Day 12 (Pete)


Day 12: “People ask me what its like to go on walks like this and I just (smiles and shakes his head.) I Mean you can show ’em the pictures, read ’em the words, sing ’em the songs but…” -Walkin Jim Stoltz

Today is perhaps impossible to put into words. It has been far and away the most richly complex day we have had. It began miserably. We finished off the two mile tail of yesterdays torturous descent to a big cobbly wash where snow creek used to run. Back before Palm Springs sucked it dry. A water fountain sprouted out of one of the aquifer pipes for us hikers. We sat down there at the “creek” to eat a too small breakfast and fill out bottles with water that tasted like pipe. The first task of the day was crossing San Gregornio pass to the San Bernadino Mountains. The pass is a flat desert wash about five miles across that could be generally described as a vast windy wasteland. Its discerning features are Interstate-10, high energy power lines, and, on the far side, the dying if not dead enclave of mobile homes and grossly over subdivided land known as “West Palm Village.” We willed away the time under crackling power lines by talking about our limited understanding of semiotics and the idea of the meta-conversation of visual cultural codes. The land up behind the village, on the first rising slopes of the new range, was occupied by a huge wind farm Giant windmills going round and round endlessly. We headed up east behind the wind farm into a section of the Colorado desert. This desert, deprived of even moist ocean air by the mountain barrier, makes the Anza-Borego look like a tropical paradise. What sparse shrubbery that had been present was charred black. Burnt to a crisp. The windmills churned out an incessant oscillating drone. The perfect horror movie soundtrack to our trudging through this absolutely smitten landscape. It was perhaps 95 to 100 degrees f.. The metallic tinged water in our bottles was the perfect temperature for a nice hot tea. I was, as ever lately, starved. We were collectively horribly and thoroughly depressed.
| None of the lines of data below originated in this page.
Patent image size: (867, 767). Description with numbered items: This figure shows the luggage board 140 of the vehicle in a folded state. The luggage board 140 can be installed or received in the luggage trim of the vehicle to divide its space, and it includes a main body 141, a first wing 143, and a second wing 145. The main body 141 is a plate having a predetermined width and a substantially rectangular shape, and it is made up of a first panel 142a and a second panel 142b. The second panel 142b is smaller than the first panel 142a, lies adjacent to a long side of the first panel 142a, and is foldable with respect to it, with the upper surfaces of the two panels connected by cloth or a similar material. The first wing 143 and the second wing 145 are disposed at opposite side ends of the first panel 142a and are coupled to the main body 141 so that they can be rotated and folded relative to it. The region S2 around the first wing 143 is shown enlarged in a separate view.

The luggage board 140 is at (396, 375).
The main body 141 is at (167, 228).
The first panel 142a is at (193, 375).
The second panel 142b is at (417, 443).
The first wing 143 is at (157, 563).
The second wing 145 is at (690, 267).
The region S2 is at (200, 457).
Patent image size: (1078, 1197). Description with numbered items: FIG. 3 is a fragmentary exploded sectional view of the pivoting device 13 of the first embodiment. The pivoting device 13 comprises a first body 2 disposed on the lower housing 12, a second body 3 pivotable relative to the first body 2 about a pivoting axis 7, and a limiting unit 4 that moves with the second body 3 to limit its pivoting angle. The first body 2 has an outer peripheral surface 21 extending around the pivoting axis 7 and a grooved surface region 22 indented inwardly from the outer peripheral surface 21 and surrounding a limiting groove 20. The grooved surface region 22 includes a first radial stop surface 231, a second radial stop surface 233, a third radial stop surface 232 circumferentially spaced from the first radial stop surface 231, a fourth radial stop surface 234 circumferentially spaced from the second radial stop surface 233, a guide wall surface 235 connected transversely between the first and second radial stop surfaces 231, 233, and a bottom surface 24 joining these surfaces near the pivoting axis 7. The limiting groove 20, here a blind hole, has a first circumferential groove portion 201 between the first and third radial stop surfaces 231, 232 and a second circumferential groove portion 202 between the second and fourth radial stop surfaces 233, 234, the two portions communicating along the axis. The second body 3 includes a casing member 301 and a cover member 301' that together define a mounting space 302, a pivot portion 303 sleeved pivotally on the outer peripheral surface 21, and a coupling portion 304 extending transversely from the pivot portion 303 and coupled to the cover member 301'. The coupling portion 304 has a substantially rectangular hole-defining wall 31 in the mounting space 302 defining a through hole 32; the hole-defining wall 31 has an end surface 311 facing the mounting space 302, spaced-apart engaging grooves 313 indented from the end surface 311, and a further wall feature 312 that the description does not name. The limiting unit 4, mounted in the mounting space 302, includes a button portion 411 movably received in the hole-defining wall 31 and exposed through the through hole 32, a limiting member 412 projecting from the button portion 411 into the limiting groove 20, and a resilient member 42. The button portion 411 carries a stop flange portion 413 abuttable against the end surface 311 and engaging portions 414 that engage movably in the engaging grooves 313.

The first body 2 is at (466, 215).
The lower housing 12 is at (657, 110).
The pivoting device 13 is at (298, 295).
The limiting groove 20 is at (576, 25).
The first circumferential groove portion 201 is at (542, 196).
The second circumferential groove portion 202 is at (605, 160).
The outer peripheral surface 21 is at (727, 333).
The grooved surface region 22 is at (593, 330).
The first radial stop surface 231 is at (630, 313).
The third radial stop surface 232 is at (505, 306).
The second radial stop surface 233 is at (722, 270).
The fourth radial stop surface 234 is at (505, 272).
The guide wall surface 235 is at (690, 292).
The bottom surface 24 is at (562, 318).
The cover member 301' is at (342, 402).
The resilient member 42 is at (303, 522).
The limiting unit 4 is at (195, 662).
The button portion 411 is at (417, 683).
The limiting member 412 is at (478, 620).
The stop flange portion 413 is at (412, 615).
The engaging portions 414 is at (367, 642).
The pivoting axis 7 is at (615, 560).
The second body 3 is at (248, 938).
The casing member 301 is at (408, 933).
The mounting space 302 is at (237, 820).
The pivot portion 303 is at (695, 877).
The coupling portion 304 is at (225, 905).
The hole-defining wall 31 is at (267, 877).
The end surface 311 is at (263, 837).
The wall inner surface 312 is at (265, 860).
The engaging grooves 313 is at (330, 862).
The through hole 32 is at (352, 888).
Five miles past as we gradually descended down the divide to the bubbling white water river. It is more like a big stream this time of year. Nevertheless, It provided trees for shade, a nice tepid bath, water to drink cooler than sipping hot, and a laundromat. We spent too long, about four hours, joking, talking, taking care of the aforementioned activities and waiting for the sun to drop a little lower in the sky. Thoroughly refreshed, the next five miles to camp in the beautiful West Mission Creek Gorge went fast. The little purple flowers looked stunning next to the black charred shrub and the sunset panorama of Mt. San Jacinto and Mt. San Gregornio, the highest in Southern California, was inspiring. Quite a turn of events. We came across our fourth rattlesnake. It, just like those before, didn’t even muster up a rattle.